I'm totally screwed........ I've been chasing this vibration in my 63 Special for a couple of months since I got it. Now as it's gotten worse I am definately sure it's in my differential. I had my wife push the car back n forth while I went under. I put my hand on the flange and can feel the clicking coming from in the diff as the shaft moves. I hope it's one of the pinion bearings but that's just wishful thinking. I'm sure it's probably dry in there too,as I've only had the car for about 2 months. I got the designation off the cover. The book says it's a 3.08 ratio. This car has a two piece shaft with a center joint. I need some helpful info and ideas how I should deal with this nightmare. Anyone knowing anything about this, please help. I need some info on where to potentialy get parts etc. And what might be more or less common in this situation. Nick
got my hand on the u-joint right at the flange and can feel the noise inside. I am going to jack up the back and spin wheels to test further but, I'm pretty sure I'm doomed.
Let's not panic until we have to. Put it on jack stands and disconnect the driveshaft (but spray a little paint on the joint at the flange so the 2 pieces go back together the same way they came out). Then spin it and see. NAPA has all my rear bearings in stock or in the next day. They're worth a shot.
If that had cv joints, it could be that causing the noise. A ujoint could also be the problem as Adam said. If so, you would be better off taking it to a driveshaft shop, those cv's are a real PITA to do.:bglasses:
Thanks guys. Ok, I'm pretty sure the Diff is dry as a bone so, I'm gonna fill er up, although I know that wont fix it, it may help keep what's left of it intact for the moment. It is a tricky set up whith the 2 piece shaft. The joints could be bad aswell but not visibly. It's also a pain because the noise changes during differing speeds, mutates into a different noise. I'm guessing I have more than just one issue here but, one at a time. At first I thought it may be the rear wheel bearings but with the car up yesterday I couldnt see any movement when I flexed the wheels. When I spin them back n forth I get a low "tink tink tink" in the back aswell as a higher "click click" from the tranny area. Luckily the center joints are quiet-ish. I'm also going to inspect the motor mounts just in case.

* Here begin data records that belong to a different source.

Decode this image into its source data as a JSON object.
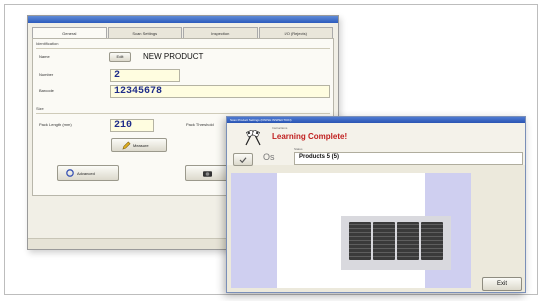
{
  "main_window": {
    "tabs": [
      "General",
      "Scan Settings",
      "Inspection",
      "I/O (Rejects)"
    ],
    "identification": {
      "group_label": "Identification",
      "name_label": "Name",
      "edit_button": "Edit",
      "name_value": "NEW PRODUCT",
      "number_label": "Number",
      "number_value": "2",
      "barcode_label": "Barcode",
      "barcode_value": "12345678"
    },
    "size": {
      "group_label": "Size",
      "pack_length_label": "Pack Length (mm)",
      "pack_length_value": "210",
      "pack_threshold_label": "Pack Threshold",
      "measure_button": "Measure"
    },
    "advanced_button": "Advanced"
  },
  "dialog": {
    "title": "Scan Product Settings (FINISH INSPECTION)",
    "instructions_label": "Instructions",
    "message": "Learning Complete!",
    "status_label": "Status",
    "status_value": "Products 5 (5)",
    "os_label": "Os",
    "exit_button": "Exit"
  }
}
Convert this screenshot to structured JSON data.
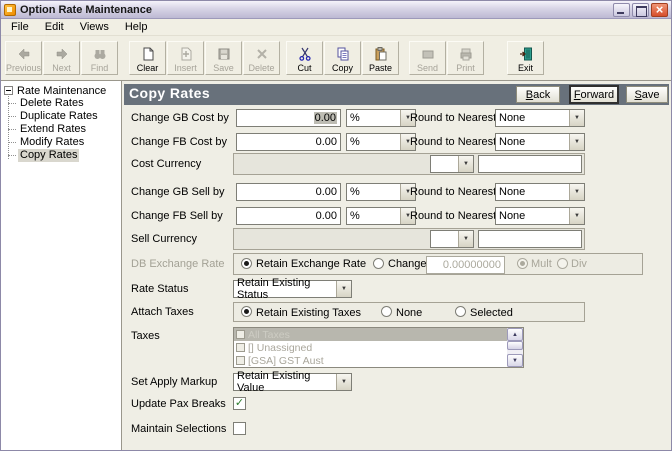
{
  "window": {
    "title": "Option Rate Maintenance",
    "controls": [
      "minimize",
      "maximize",
      "close"
    ]
  },
  "colors": {
    "titlebar": "#C9C6DB",
    "close_button": "#D64E2C",
    "page_header_bg": "#68717B",
    "page_header_text": "#FFFFFF",
    "form_bg": "#EFEEE5",
    "selection_gray": "#B8B7AE"
  },
  "menu": {
    "items": [
      "File",
      "Edit",
      "Views",
      "Help"
    ]
  },
  "toolbar": {
    "buttons": [
      {
        "label": "Previous",
        "icon": "hand-point-left-icon",
        "enabled": false
      },
      {
        "label": "Next",
        "icon": "hand-point-right-icon",
        "enabled": false
      },
      {
        "label": "Find",
        "icon": "binoculars-icon",
        "enabled": false
      },
      {
        "label": "Clear",
        "icon": "new-document-icon",
        "enabled": true
      },
      {
        "label": "Insert",
        "icon": "insert-page-icon",
        "enabled": false
      },
      {
        "label": "Save",
        "icon": "floppy-disk-icon",
        "enabled": false
      },
      {
        "label": "Delete",
        "icon": "delete-x-icon",
        "enabled": false
      },
      {
        "label": "Cut",
        "icon": "scissors-icon",
        "enabled": true
      },
      {
        "label": "Copy",
        "icon": "copy-pages-icon",
        "enabled": true
      },
      {
        "label": "Paste",
        "icon": "clipboard-paste-icon",
        "enabled": true
      },
      {
        "label": "Send",
        "icon": "send-icon",
        "enabled": false
      },
      {
        "label": "Print",
        "icon": "printer-icon",
        "enabled": false
      },
      {
        "label": "Exit",
        "icon": "exit-door-icon",
        "enabled": true
      }
    ]
  },
  "tree": {
    "root": "Rate Maintenance",
    "items": [
      {
        "label": "Delete Rates",
        "selected": false
      },
      {
        "label": "Duplicate Rates",
        "selected": false
      },
      {
        "label": "Extend Rates",
        "selected": false
      },
      {
        "label": "Modify Rates",
        "selected": false
      },
      {
        "label": "Copy Rates",
        "selected": true
      }
    ]
  },
  "page": {
    "title": "Copy Rates",
    "buttons": [
      {
        "label": "Back",
        "focused": false
      },
      {
        "label": "Forward",
        "focused": true
      },
      {
        "label": "Save",
        "focused": false
      }
    ]
  },
  "form": {
    "change_gb_cost": {
      "label": "Change GB Cost by",
      "value": "0.00",
      "unit": "%",
      "round_label": "Round to Nearest",
      "round_value": "None"
    },
    "change_fb_cost": {
      "label": "Change FB Cost by",
      "value": "0.00",
      "unit": "%",
      "round_label": "Round to Nearest",
      "round_value": "None"
    },
    "cost_currency": {
      "label": "Cost Currency",
      "currency_value": "",
      "amount_value": ""
    },
    "change_gb_sell": {
      "label": "Change GB Sell by",
      "value": "0.00",
      "unit": "%",
      "round_label": "Round to Nearest",
      "round_value": "None"
    },
    "change_fb_sell": {
      "label": "Change FB Sell by",
      "value": "0.00",
      "unit": "%",
      "round_label": "Round to Nearest",
      "round_value": "None"
    },
    "sell_currency": {
      "label": "Sell Currency",
      "currency_value": "",
      "amount_value": ""
    },
    "db_exchange_rate": {
      "label": "DB Exchange Rate",
      "retain_option": "Retain Exchange Rate",
      "change_option": "Change to",
      "change_value": "0.00000000",
      "mult_option": "Mult",
      "div_option": "Div",
      "selected": "Retain Exchange Rate",
      "disabled": true
    },
    "rate_status": {
      "label": "Rate Status",
      "value": "Retain Existing Status"
    },
    "attach_taxes": {
      "label": "Attach Taxes",
      "options": [
        "Retain Existing Taxes",
        "None",
        "Selected"
      ],
      "selected": "Retain Existing Taxes"
    },
    "taxes": {
      "label": "Taxes",
      "disabled": true,
      "items": [
        {
          "label": "All Taxes",
          "checked": false,
          "highlighted": true
        },
        {
          "label": "[] Unassigned",
          "checked": false,
          "highlighted": false
        },
        {
          "label": "[GSA] GST Aust",
          "checked": false,
          "highlighted": false
        }
      ]
    },
    "set_apply_markup": {
      "label": "Set Apply Markup",
      "value": "Retain Existing Value"
    },
    "update_pax_breaks": {
      "label": "Update Pax Breaks",
      "checked": true
    },
    "maintain_selections": {
      "label": "Maintain Selections",
      "checked": false
    }
  }
}
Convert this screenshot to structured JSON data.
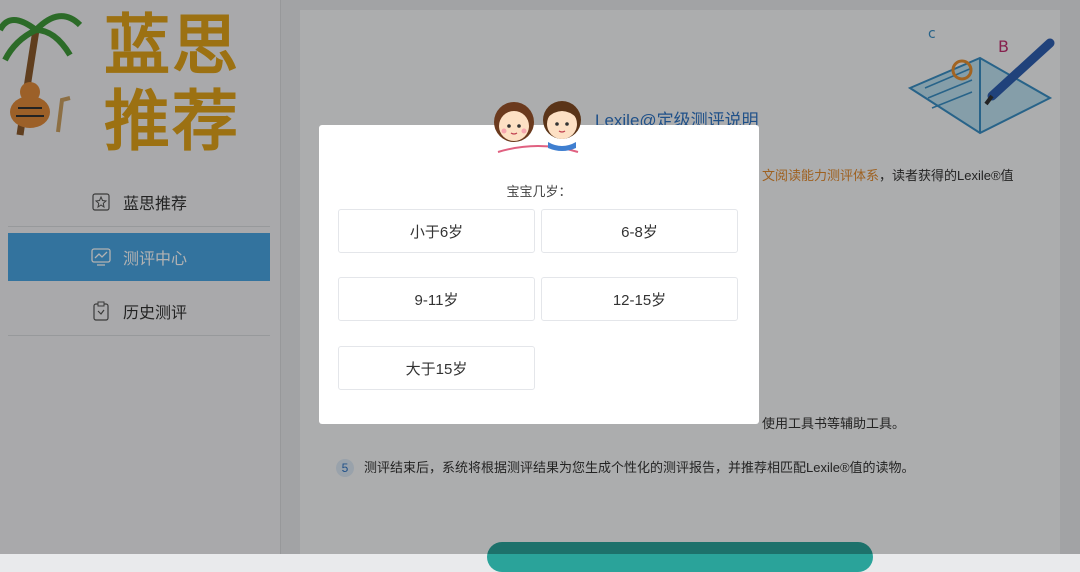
{
  "logo": {
    "line1": "蓝思",
    "line2": "推荐"
  },
  "sidebar": {
    "items": [
      {
        "label": "蓝思推荐",
        "icon": "star-icon"
      },
      {
        "label": "测评中心",
        "icon": "chart-monitor-icon",
        "active": true
      },
      {
        "label": "历史测评",
        "icon": "clipboard-icon"
      }
    ]
  },
  "main": {
    "title": "Lexile@定级测评说明",
    "intro_visible": "文阅读能力测评体系",
    "intro_tail": "，读者获得的Lexile®值",
    "step4_visible": "使用工具书等辅助工具。",
    "step5_num": "5",
    "step5_text": "测评结束后，系统将根据测评结果为您生成个性化的测评报告，并推荐相匹配Lexile®值的读物。"
  },
  "modal": {
    "question": "宝宝几岁：",
    "options": [
      "小于6岁",
      "6-8岁",
      "9-11岁",
      "12-15岁",
      "大于15岁"
    ]
  },
  "colors": {
    "accent": "#4aa5e2",
    "link": "#2f74c4",
    "logo": "#e0a21a",
    "start_button": "#2aa39a"
  }
}
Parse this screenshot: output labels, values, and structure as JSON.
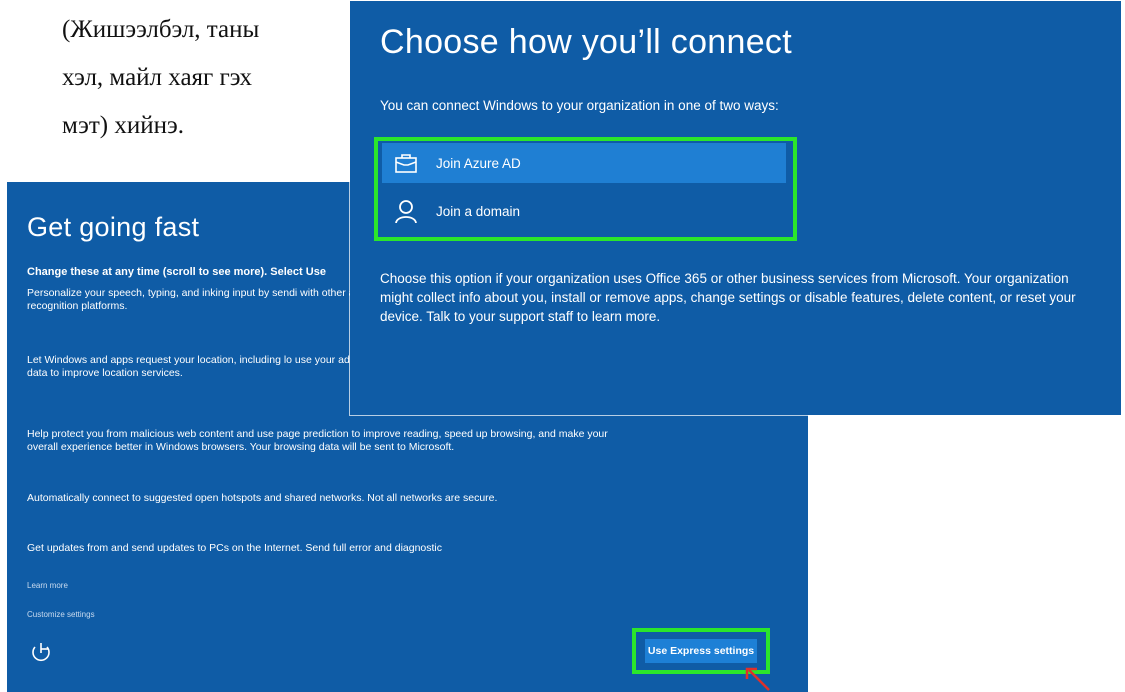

If the tick-tick is coming from the tranny it may be normal....I think mine has done that since day 1.:bglasses:
Opened her up to take a look. I may have pinion bearing issues aswell but, take a look at this. The inside pinions are very movable. When I put a little down pressure on them and rotate it, it seems better. I think these are supposed to be shimed in for as little movement as possible but, I'm not sure. The main ring gear and drive pinion seem to be ok, no teeth missing and don't look worn.
I'd take a really hard look at the u-joints, especially if it has the double-carden type driveshaft, the one with the two u-joints at one end. Mine went bad once and at first I'd have sworn my FRONT wheel bearings were making the gawd-awful noise...The u-joints felt tight, but ultimately were bad. I found out about them after spending lots of time and some $$$ looking at the rear end, much like you're doing. I'd look at those joints first, especially if you've got a vibration. I'd expect a fair amount of wear/slack inside a '63 diff, and you'd feel it as "clicking" in the diff housing as you rolled it back and forth, as the driveshaft loads everything one way and then the other. Unless those gears are really moving around (I dunno, more than 1/8 inch?), I'd look elsewhere. U-joints will wear out a LOT sooner than the diff, and are way cheaper to fix!!! Normally (whatever that is) rear end noise will be gear whine, or clicking as a bad bearing rolls around. I think one click per two wheel revs means a wheel bearing, one per driveshaft rev means pinion bearings. Here's hoping it's not your diff!
Anyone have an extra 455 lying around to loan me? Maybe then I could just snap whatever the weak link is....lol Those pinions do move more than an 1/8th but, u-joints are cheap and easy to atleast elminate from the equation so I'll go ahead and do them. rrrrrrr.....all 4.